Osborne lay on his back, his arm held out, stilled now, in what might have been a futile gesture of entreaty.

 

Sukara dropped the pistol. In a daze she moved across the deck to Vaughan. He lay face down, a gaping hole in the base of his skull. She made out a bloody mess of wires and miniaturised machinery hanging from the wound like some excised organ.

 

Sukara knelt beside him, weeping for Vaughan and for herself, and reached out to touch his body.

 

* * * *

 

THIRTY

 

SUNLIGHT

 

 

Silence absolute...

 

He tried to scan, but nothing came. He tried to send out a probe, but all around him was silence. He sensed it as a vast and endless plain, white with frost.

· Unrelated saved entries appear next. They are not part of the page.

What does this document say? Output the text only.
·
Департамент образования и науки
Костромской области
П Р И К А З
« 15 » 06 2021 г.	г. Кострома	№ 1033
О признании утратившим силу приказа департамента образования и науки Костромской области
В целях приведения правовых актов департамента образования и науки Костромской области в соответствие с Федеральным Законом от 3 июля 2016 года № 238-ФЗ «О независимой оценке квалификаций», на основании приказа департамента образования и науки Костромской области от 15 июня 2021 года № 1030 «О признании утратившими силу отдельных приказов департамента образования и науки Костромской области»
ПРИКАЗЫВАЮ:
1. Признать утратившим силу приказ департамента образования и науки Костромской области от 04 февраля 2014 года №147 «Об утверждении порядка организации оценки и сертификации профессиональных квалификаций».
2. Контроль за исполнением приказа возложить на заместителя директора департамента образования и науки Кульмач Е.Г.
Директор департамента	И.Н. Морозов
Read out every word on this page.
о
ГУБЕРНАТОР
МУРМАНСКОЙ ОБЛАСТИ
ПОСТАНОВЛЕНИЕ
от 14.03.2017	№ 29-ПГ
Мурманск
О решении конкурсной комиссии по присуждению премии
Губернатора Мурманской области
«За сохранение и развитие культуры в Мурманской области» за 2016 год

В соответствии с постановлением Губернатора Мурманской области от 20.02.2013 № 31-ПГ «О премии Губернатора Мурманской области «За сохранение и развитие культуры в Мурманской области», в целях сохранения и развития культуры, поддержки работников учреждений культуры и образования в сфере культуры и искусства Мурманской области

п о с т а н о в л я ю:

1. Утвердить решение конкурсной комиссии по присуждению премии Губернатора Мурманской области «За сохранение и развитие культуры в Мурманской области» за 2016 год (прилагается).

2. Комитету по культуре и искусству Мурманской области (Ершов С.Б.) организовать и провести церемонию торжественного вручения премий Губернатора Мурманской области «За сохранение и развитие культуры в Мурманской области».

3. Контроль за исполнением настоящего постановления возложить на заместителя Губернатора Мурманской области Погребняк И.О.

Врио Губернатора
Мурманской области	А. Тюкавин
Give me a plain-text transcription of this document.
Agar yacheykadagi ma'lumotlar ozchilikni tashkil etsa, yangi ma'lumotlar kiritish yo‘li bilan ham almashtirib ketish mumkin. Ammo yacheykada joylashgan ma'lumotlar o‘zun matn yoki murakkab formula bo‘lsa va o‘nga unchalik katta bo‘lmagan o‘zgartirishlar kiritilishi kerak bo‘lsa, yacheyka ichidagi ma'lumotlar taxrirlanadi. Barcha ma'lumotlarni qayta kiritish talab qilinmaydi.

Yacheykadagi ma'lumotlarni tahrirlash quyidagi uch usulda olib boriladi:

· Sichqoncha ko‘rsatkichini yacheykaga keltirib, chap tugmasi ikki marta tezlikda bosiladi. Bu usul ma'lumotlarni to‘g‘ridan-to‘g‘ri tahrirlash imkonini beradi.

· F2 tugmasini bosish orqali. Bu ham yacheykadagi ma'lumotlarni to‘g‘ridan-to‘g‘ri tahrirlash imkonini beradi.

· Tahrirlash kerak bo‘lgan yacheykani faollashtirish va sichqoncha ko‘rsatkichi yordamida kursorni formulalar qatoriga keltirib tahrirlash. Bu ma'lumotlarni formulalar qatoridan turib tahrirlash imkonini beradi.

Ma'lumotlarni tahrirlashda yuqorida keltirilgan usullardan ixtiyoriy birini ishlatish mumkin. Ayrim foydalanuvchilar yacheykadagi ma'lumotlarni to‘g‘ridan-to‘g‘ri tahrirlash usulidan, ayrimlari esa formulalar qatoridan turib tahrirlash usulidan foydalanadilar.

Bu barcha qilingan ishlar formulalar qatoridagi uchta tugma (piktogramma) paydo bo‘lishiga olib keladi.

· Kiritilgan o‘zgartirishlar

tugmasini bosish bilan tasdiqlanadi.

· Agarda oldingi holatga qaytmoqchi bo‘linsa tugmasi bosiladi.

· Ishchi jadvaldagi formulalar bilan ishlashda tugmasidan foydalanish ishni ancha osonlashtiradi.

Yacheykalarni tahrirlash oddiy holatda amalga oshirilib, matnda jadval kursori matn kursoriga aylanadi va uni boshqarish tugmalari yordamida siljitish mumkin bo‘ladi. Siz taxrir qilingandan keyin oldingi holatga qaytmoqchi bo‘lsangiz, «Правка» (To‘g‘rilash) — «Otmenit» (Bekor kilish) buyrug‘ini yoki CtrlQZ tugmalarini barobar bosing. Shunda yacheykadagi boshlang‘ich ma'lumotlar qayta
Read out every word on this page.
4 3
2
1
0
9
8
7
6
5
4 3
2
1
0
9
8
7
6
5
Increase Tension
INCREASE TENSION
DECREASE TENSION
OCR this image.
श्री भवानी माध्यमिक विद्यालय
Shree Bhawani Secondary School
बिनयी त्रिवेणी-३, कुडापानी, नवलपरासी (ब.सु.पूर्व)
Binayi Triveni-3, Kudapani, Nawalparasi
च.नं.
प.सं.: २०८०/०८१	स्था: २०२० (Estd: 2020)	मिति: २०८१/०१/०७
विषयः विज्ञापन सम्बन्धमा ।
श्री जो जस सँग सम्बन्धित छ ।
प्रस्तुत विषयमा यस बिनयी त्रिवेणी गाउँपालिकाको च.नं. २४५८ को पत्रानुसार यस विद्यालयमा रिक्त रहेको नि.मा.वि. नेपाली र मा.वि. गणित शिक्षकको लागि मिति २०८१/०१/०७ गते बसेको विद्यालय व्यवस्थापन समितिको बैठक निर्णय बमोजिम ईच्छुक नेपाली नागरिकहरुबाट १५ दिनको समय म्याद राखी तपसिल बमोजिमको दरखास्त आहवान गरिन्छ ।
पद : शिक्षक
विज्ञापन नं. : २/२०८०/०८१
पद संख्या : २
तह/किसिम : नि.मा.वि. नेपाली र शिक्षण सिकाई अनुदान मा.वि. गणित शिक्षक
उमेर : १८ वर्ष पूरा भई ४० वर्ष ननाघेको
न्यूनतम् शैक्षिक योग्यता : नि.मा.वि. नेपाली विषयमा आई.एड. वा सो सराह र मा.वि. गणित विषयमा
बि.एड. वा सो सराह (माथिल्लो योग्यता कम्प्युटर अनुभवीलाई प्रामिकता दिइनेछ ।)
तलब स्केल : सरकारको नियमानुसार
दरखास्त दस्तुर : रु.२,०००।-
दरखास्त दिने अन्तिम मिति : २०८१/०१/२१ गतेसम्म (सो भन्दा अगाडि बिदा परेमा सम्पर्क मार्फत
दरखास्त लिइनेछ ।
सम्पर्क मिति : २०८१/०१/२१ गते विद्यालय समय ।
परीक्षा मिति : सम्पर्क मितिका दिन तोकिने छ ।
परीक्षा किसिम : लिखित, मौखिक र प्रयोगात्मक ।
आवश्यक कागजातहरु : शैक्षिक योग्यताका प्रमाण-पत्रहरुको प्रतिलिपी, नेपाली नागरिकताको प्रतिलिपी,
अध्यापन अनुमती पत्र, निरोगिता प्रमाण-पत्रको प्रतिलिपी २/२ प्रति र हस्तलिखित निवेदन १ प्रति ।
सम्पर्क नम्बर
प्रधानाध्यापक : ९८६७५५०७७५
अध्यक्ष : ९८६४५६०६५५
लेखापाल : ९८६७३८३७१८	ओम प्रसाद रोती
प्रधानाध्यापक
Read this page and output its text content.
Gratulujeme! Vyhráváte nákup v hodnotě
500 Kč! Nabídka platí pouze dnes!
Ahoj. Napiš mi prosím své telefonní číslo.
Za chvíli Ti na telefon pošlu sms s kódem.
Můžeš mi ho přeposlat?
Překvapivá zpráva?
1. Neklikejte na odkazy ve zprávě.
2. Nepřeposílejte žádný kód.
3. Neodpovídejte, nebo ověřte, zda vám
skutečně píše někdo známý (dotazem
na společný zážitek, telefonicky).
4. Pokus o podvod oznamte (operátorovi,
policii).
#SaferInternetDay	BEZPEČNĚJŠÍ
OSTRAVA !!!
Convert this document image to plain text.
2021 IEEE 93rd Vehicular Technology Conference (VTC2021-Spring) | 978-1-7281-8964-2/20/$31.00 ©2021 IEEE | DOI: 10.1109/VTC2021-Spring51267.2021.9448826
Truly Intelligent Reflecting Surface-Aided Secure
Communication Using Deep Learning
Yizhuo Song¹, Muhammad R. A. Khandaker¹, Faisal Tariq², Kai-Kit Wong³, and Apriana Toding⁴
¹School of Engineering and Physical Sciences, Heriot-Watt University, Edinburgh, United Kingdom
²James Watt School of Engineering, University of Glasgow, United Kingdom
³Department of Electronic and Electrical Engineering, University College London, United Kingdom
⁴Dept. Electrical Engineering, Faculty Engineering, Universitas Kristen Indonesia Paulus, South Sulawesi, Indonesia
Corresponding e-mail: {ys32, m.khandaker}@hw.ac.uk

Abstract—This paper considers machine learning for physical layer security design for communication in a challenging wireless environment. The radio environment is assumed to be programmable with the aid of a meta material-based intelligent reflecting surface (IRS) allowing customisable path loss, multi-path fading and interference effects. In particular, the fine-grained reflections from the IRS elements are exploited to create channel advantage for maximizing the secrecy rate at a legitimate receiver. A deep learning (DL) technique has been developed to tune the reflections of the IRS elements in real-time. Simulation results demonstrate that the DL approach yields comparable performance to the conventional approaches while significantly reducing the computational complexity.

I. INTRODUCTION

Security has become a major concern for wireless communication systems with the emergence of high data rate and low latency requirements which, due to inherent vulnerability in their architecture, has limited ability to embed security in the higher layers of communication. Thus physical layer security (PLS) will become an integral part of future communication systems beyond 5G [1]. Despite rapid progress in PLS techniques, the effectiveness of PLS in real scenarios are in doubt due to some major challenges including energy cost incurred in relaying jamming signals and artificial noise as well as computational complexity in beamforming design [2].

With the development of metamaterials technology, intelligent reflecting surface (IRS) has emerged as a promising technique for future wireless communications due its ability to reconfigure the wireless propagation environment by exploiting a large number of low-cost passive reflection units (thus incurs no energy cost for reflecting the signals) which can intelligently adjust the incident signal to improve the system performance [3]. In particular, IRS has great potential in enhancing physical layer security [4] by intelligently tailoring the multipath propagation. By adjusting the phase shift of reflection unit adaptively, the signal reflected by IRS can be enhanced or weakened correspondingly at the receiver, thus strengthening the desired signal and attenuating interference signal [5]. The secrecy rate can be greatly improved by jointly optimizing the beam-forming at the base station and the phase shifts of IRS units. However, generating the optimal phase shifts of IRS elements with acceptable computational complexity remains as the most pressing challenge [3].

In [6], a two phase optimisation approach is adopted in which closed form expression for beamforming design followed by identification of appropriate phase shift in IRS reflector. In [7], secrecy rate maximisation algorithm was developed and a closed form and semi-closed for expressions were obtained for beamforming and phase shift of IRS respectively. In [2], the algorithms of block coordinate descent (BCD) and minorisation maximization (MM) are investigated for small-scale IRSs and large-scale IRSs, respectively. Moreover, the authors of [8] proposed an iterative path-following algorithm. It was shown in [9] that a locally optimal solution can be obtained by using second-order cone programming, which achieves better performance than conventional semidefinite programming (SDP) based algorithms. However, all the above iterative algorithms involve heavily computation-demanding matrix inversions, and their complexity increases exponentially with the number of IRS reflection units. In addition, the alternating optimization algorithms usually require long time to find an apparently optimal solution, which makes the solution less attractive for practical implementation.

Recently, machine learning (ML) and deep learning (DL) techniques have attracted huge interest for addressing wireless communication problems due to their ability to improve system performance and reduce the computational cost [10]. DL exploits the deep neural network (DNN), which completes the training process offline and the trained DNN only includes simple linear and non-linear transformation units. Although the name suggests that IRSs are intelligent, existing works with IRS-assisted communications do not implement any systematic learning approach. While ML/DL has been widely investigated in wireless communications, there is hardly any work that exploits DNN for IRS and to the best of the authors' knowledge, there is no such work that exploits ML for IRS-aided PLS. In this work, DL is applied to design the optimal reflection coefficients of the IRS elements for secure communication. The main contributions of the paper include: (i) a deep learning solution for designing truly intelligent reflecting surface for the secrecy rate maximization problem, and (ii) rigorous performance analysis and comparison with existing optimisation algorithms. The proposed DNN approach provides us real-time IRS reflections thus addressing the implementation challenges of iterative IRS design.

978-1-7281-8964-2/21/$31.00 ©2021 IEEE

In his confusion he thought he was on Verkerk’s World again, north of Vanderlaan where he had first experienced the blessed balm of mind-silence. He relaxed, revelled in the calm and placid medium of the ineffable quiet that surrounded him: no mind-hum, no background noise at all. Just silence.

 

Then he recalled what had happened in the lair of the Vaith, the confrontation with the alien creature, and then with Osborne. He had faced the fact of his death with equanimity, with a certain sense that it was fitting he should go like this. He had had no complaints. He was quite prepared to die.

 

And yet he was alive.

 

Time passed. He thought perhaps that days had elapsed, but he was unable to tell. He phased in and out of consciousness. He was aware of people around him, doctors, nurses. They seemed distant, slowed down and blurred, as if viewed through some aqueous medium. He felt as if he were viewing the world through fathoms of ocean. At one point he was aware of a face staring down at him, a brown face, staring down at him in silence.

 

And then, all of a sudden, he awoke and knew that the days of semi-consciousness were over, that he would date his recovery from this morning. He was in a spartan hospital room, lying in bed, monitors attached to his body. Sunlight streamed through the open window.

 

The face was there again, staring at him.

 

“Jeff, don’t be alarmed.”

 

Patel. What was his first name? The ‘port telepath, anyway, who had worked alternate shifts with Vaughan.